Ekonomi Hukum dan Kriminal Medan Metropolitan Nasional Olahraga Showbiz Sumut Aceh Advertorial Feature Intermezzo Internasional Iptek Kolom Merdeka Belajar Nusantara Politik Seni dan Budaya Wisata

BBPOM Ungkap Jaringan Formalin di Siantar, 400 Liter Disita

Editor Satu • Senin, 15 Desember 2025 | 10:50 WIB
Press release BBPOM Sumut bersama Dinas Kesehatan Kota Pematangsiantar dan Kabupaten Simalungun terkait pengungkapan jaringan distributor formalin.
Press release BBPOM Sumut bersama Dinas Kesehatan Kota Pematangsiantar dan Kabupaten Simalungun terkait pengungkapan jaringan distributor formalin.

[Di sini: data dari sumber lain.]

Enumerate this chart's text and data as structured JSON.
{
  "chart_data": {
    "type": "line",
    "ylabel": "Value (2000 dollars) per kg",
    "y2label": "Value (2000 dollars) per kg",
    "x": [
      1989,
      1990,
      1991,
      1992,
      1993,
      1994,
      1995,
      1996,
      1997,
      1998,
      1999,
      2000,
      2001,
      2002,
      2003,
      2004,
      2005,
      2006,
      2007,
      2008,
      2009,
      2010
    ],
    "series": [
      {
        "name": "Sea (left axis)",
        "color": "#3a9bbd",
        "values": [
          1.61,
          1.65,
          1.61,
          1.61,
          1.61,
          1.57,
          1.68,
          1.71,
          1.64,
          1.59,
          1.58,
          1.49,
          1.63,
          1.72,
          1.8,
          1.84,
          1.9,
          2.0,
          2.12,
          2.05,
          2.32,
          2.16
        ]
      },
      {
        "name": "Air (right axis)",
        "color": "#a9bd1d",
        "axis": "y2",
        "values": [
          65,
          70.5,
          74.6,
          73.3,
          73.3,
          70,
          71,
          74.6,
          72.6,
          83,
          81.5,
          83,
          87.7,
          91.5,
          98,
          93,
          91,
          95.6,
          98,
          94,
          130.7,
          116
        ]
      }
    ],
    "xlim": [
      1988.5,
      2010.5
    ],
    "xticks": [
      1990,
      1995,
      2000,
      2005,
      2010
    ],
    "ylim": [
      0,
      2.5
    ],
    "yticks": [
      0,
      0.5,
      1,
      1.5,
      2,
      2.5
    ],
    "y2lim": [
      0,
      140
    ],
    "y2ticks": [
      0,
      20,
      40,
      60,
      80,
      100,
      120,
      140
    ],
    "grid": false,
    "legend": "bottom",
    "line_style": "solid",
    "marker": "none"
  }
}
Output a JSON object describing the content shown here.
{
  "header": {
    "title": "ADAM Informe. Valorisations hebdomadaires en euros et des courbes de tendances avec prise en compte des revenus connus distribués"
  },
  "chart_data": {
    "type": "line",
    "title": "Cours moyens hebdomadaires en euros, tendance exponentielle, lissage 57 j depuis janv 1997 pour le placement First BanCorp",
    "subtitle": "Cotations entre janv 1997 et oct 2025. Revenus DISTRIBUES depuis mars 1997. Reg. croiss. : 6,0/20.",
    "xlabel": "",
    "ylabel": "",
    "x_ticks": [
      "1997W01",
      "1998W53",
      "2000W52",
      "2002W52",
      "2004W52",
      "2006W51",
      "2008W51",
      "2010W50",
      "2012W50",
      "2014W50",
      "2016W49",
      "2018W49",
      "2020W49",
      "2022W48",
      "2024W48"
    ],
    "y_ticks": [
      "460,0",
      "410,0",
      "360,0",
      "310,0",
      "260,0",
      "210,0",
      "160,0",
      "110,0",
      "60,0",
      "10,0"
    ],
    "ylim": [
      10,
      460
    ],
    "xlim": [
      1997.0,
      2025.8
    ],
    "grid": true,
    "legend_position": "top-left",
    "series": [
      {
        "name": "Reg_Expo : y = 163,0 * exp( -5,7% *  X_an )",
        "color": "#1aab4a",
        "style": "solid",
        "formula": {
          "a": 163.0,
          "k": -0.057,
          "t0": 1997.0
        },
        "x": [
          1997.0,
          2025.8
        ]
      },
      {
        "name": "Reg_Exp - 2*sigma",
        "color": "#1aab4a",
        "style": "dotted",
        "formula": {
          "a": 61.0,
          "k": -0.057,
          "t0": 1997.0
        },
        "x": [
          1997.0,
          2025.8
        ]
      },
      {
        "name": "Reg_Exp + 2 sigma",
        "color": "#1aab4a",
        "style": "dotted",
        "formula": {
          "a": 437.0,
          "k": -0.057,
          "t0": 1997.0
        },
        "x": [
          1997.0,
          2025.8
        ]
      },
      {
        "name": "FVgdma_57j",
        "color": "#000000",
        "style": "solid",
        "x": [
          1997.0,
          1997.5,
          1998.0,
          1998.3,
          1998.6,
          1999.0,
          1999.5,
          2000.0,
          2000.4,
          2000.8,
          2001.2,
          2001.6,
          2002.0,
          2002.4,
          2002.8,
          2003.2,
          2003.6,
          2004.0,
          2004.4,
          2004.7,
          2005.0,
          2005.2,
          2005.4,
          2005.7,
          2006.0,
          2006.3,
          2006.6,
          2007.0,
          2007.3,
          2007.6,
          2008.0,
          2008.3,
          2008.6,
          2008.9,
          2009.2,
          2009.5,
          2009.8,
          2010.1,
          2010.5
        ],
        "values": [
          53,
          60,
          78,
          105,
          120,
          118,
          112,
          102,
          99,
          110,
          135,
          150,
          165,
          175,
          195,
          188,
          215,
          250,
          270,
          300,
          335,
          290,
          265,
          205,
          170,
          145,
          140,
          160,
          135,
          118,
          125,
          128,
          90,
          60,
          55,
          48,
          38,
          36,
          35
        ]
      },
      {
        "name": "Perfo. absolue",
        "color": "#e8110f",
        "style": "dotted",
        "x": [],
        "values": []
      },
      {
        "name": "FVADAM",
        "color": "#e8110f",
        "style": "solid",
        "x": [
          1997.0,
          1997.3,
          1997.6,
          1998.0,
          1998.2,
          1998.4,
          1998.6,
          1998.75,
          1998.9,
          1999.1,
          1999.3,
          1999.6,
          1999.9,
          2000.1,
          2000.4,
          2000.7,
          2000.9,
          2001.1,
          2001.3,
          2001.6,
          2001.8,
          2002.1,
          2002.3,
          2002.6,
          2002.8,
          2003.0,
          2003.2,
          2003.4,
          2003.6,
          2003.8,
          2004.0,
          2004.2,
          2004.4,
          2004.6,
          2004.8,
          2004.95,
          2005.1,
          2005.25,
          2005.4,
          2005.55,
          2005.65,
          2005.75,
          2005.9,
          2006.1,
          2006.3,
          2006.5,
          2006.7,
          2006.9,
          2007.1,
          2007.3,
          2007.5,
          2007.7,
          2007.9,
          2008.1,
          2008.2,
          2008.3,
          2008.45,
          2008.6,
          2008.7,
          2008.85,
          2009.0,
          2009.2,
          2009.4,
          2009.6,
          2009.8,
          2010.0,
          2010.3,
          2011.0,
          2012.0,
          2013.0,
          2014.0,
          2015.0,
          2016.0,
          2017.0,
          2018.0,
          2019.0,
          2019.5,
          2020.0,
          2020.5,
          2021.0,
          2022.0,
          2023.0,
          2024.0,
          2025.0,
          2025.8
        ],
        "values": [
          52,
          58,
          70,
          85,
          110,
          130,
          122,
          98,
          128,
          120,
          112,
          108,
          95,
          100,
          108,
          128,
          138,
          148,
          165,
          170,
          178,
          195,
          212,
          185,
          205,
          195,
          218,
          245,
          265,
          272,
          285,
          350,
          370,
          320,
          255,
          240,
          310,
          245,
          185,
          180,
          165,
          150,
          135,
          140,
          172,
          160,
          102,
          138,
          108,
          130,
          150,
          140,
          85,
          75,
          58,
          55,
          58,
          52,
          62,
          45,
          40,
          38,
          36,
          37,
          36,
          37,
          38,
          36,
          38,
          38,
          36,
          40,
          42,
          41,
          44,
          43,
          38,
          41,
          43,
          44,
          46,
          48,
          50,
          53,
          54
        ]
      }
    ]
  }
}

SIANTAR, METRODAILY – Balai Besar Pengawas Obat dan Makanan (BBPOM) Sumatera Utara menyita ratusan liter formalin dari jaringan distributor ilegal yang beroperasi di Kota Pematangsiantar.

Temuan ini merupakan hasil pengembangan kasus penyalahgunaan formalin pada produksi mie basah di wilayah Pematangsiantar dan Kabupaten Simalungun.

Pengungkapan tersebut disampaikan dalam press release BBPOM Sumut bersama Dinas Kesehatan Kota Pematangsiantar dan Dinas Kesehatan Kabupaten Simalungun di Aula Kantor Dinas Kesehatan Pematangsiantar, Jalan Sutomo, Jumat (12/12/2025).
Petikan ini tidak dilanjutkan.